SimpleNumber.linexp shifts from linear to exponential ranges.

map (sc3_linexp 1 2 1 3) [1,1.1 .. 2]
> [1,1.5,2].collect({|i| i.linexp(1,2,10,100).floor}) == [10,31,100]
map (floor . sc3_linexp 1 2 10 100) [0,1,1.5,2,3] == [10,10,31,100,100]

sc3_explin :: (Ord a, Floating a) => a -> a -> a -> a -> a -> a Source #

SimpleNumber.explin is the inverse of linexp.

map (sc3_explin 10 100 1 2) [10,10,31,100,100]

ExpExp

sc3_expexp :: (Ord a, Floating a) => a -> a -> a -> a -> a -> a Source #

Translate from one exponential range to another.

map (sc3_expexp 0.1 10 4.3 100) [1 .. 10]

LinCurve

sc3_lincurve :: (Ord a, Floating a) => a -> a -> a -> a -> a -> a -> a Source #

Map x from an assumed linear input range (src_l,src_r) to an exponential curve output range (dst_l,dst_r). curve is like the parameter in Env. Unlike with linexp, the output range may include zero.

> (0..10).lincurve(0,10,-4.3,100,-3).round == [-4,24,45,61,72,81,87,92,96,98,100]
let f = round . sc3_lincurve (-3) 0 10 (-4.3) 100
in map f [0 .. 10] == [-4,24,45,61,72,81,87,92,96,98,100]
import Sound.SC3.Plot 
plotTable (map (\c-> map (sc3_lincurve c 0 1 (-1) 1) [0,0.01 .. 1]) [-6,-4 .. 6])

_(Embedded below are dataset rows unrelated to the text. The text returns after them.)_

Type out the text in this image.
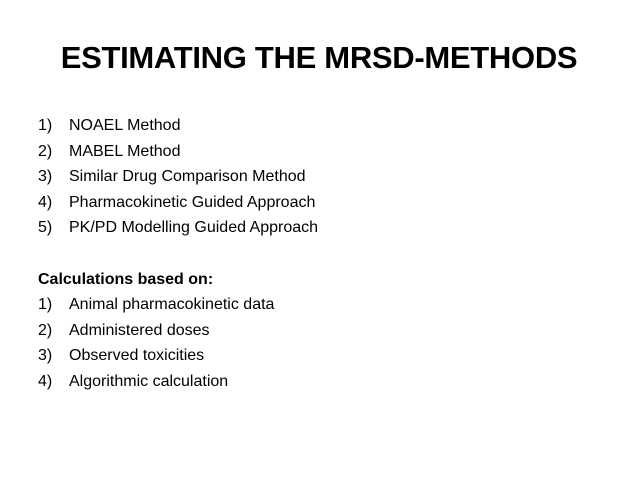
ESTIMATING THE MRSD-METHODS
1) NOAEL Method
2) MABEL Method
3) Similar Drug Comparison Method
4) Pharmacokinetic Guided Approach
5) PK/PD Modelling Guided Approach
Calculations based on:
1) Animal pharmacokinetic data
2) Administered doses
3) Observed toxicities
4) Algorithmic calculation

sc3_curvelin :: (Ord a, Floating a) => a -> a -> a -> a -> a -> a -> a Source #

Inverse of sc3_lincurve.

let f = round . sc3_curvelin (-3) (-4.3) 100 0 10
in map f [-4,24,45,61,72,81,87,92,96,98,100] == [0..10]

PP

double_pp_rm0 :: String -> String Source #

Removes all but the last trailing zero from floating point string.

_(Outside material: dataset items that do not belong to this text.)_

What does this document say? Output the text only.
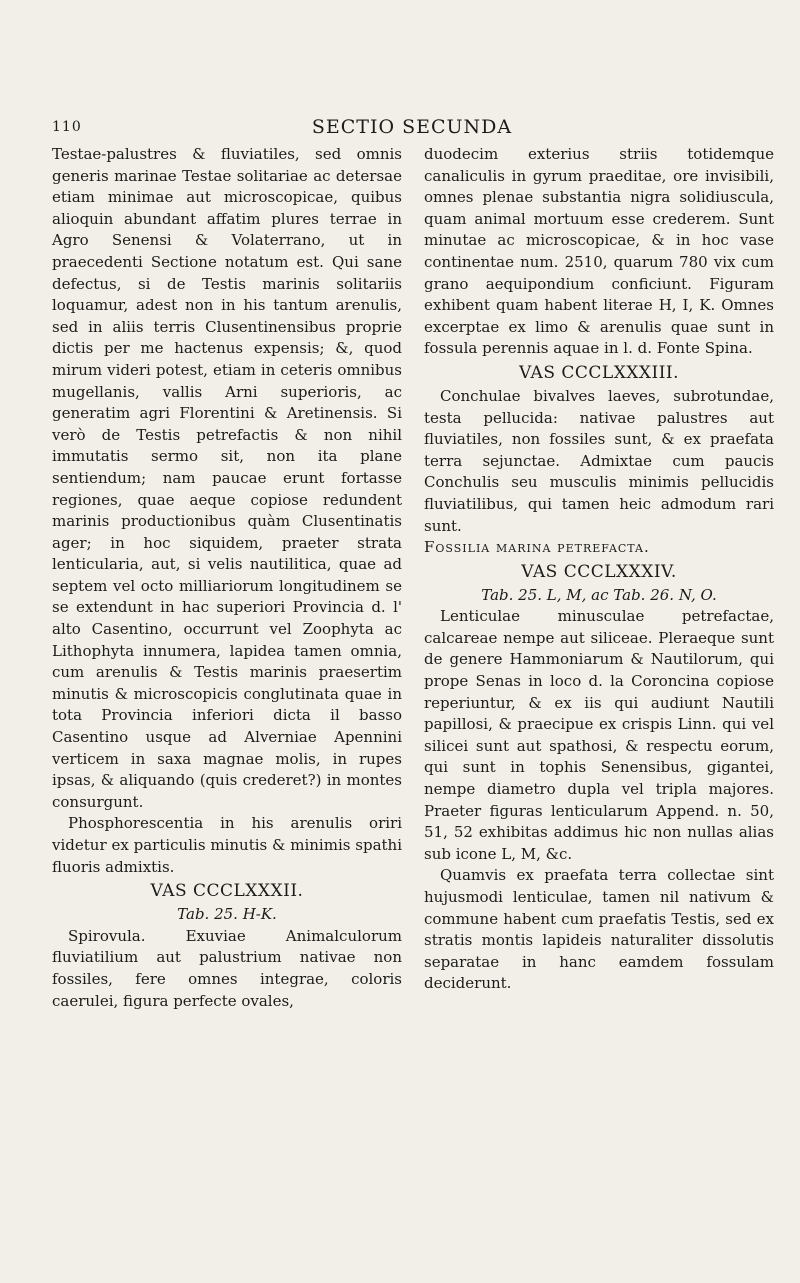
110	SECTIO SECUNDA

Testae-palustres & fluviatiles, sed omnis generis marinae Testae solitariae ac detersae etiam minimae aut microscopicae, quibus alioquin abundant affatim plures terrae in Agro Senensi & Volaterrano, ut in praecedenti Sectione notatum est. Qui sane defectus, si de Testis marinis solitariis loquamur, adest non in his tantum arenulis, sed in aliis terris Clusentinensibus proprie dictis per me hactenus expensis; &, quod mirum videri potest, etiam in ceteris omnibus mugellanis, vallis Arni superioris, ac generatim agri Florentini & Aretinensis. Si verò de Testis petrefactis & non nihil immutatis sermo sit, non ita plane sentiendum; nam paucae erunt fortasse regiones, quae aeque copiose redundent marinis productionibus quàm Clusentinatis ager; in hoc siquidem, praeter strata lenticularia, aut, si velis nautilitica, quae ad septem vel octo milliariorum longitudinem se se extendunt in hac superiori Provincia d. l' alto Casentino, occurrunt vel Zoophyta ac Lithophyta innumera, lapidea tamen omnia, cum arenulis & Testis marinis praesertim minutis & microscopicis conglutinata quae in tota Provincia inferiori dicta il basso Casentino usque ad Alverniae Apennini verticem in saxa magnae molis, in rupes ipsas, & aliquando (quis crederet?) in montes consurgunt.

Phosphorescentia in his arenulis oriri videtur ex particulis minutis & minimis spathi fluoris admixtis.

VAS CCCLXXXII.

Tab. 25. H-K.

Spirovula. Exuviae Animalculorum fluviatilium aut palustrium nativae non fossiles, fere omnes integrae, coloris caerulei, figura perfecte ovales,

duodecim exterius striis totidemque canaliculis in gyrum praeditae, ore invisibili, omnes plenae substantia nigra solidiuscula, quam animal mortuum esse crederem. Sunt minutae ac microscopicae, & in hoc vase continentae num. 2510, quarum 780 vix cum grano aequipondium conficiunt. Figuram exhibent quam habent literae H, I, K. Omnes excerptae ex limo & arenulis quae sunt in fossula perennis aquae in l. d. Fonte Spina.

VAS CCCLXXXIII.

Conchulae bivalves laeves, subrotundae, testa pellucida: nativae palustres aut fluviatiles, non fossiles sunt, & ex praefata terra sejunctae. Admixtae cum paucis Conchulis seu musculis minimis pellucidis fluviatilibus, qui tamen heic admodum rari sunt.

Fossilia marina petrefacta.

VAS CCCLXXXIV.

Tab. 25. L, M, ac Tab. 26. N, O.

Lenticulae minusculae petrefactae, calcareae nempe aut siliceae. Pleraeque sunt de genere Hammoniarum & Nautilorum, qui prope Senas in loco d. la Coroncina copiose reperiuntur, & ex iis qui audiunt Nautili papillosi, & praecipue ex crispis Linn. qui vel silicei sunt aut spathosi, & respectu eorum, qui sunt in tophis Senensibus, gigantei, nempe diametro dupla vel tripla majores. Praeter figuras lenticularum Append. n. 50, 51, 52 exhibitas addimus hic non nullas alias sub icone L, M, &c.

Quamvis ex praefata terra collectae sint hujusmodi lenticulae, tamen nil nativum & commune habent cum praefatis Testis, sed ex stratis montis lapideis naturaliter dissolutis separatae in hanc eamdem fossulam deciderunt.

double_pp :: Int -> Double -> String Source #

The default show is odd, 0.05 shows as 5.0e-2.

unwords (map (double_pp 4) [0.0001,0.001,0.01,0.1,1.0]) == "0.0001 0.001 0.01 0.1 1.0"

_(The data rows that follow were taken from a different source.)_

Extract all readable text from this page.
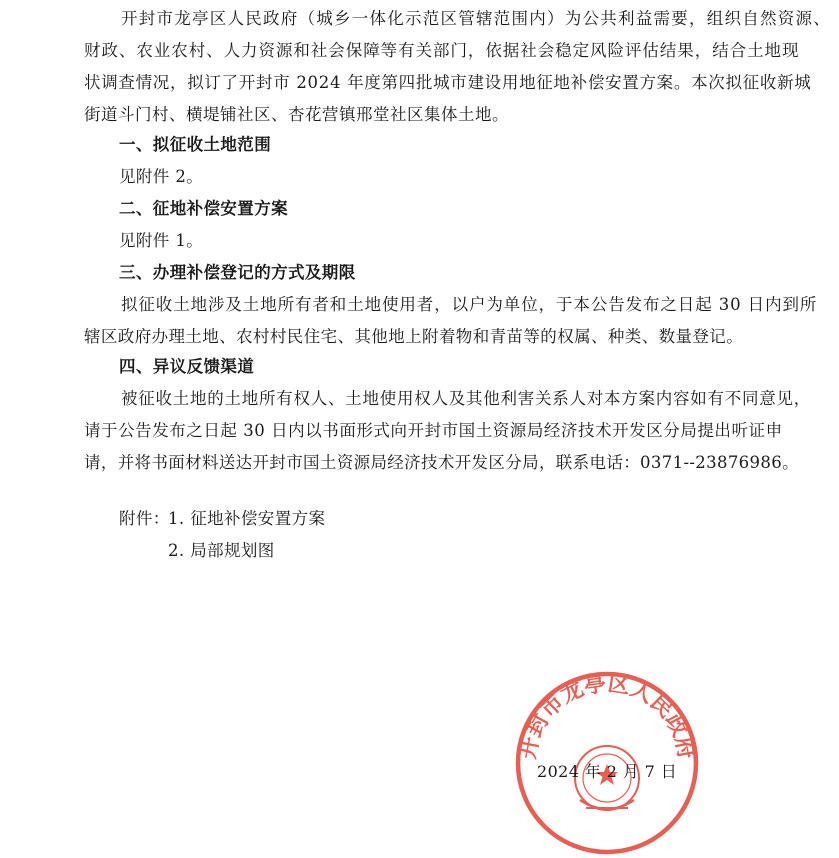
开封市龙亭区人民政府（城乡一体化示范区管辖范围内）为公共利益需要，组织自然资源、
财政、农业农村、人力资源和社会保障等有关部门，依据社会稳定风险评估结果，结合土地现
状调查情况，拟订了开封市 2024 年度第四批城市建设用地征地补偿安置方案。本次拟征收新城
街道斗门村、横堤铺社区、杏花营镇邢堂社区集体土地。
一、拟征收土地范围
见附件 2。
二、征地补偿安置方案
见附件 1。
三、办理补偿登记的方式及期限
拟征收土地涉及土地所有者和土地使用者，以户为单位，于本公告发布之日起 30 日内到所
辖区政府办理土地、农村村民住宅、其他地上附着物和青苗等的权属、种类、数量登记。
四、异议反馈渠道
被征收土地的土地所有权人、土地使用权人及其他利害关系人对本方案内容如有不同意见，
请于公告发布之日起 30 日内以书面形式向开封市国土资源局经济技术开发区分局提出听证申
请，并将书面材料送达开封市国土资源局经济技术开发区分局，联系电话：0371--23876986。
附件：
1. 征地补偿安置方案
2. 局部规划图
开封市龙亭区人民政府
2024 年 2 月 7 日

real_pp :: Int -> Double -> String Source #

Print as integer if integral, else as real.

unwords (map (real_pp 5) [0.0001,0.001,0.01,0.1,1.0]) == "0.0001 0.001 0.01 0.1 1"

Parser

Optimiser

sum_opt_f :: Num t => (t -> t -> t -> t) -> (t -> t -> t -> t -> t) -> [t] -> t Source #

Non-specialised optimised sum function (3 & 4 element adders).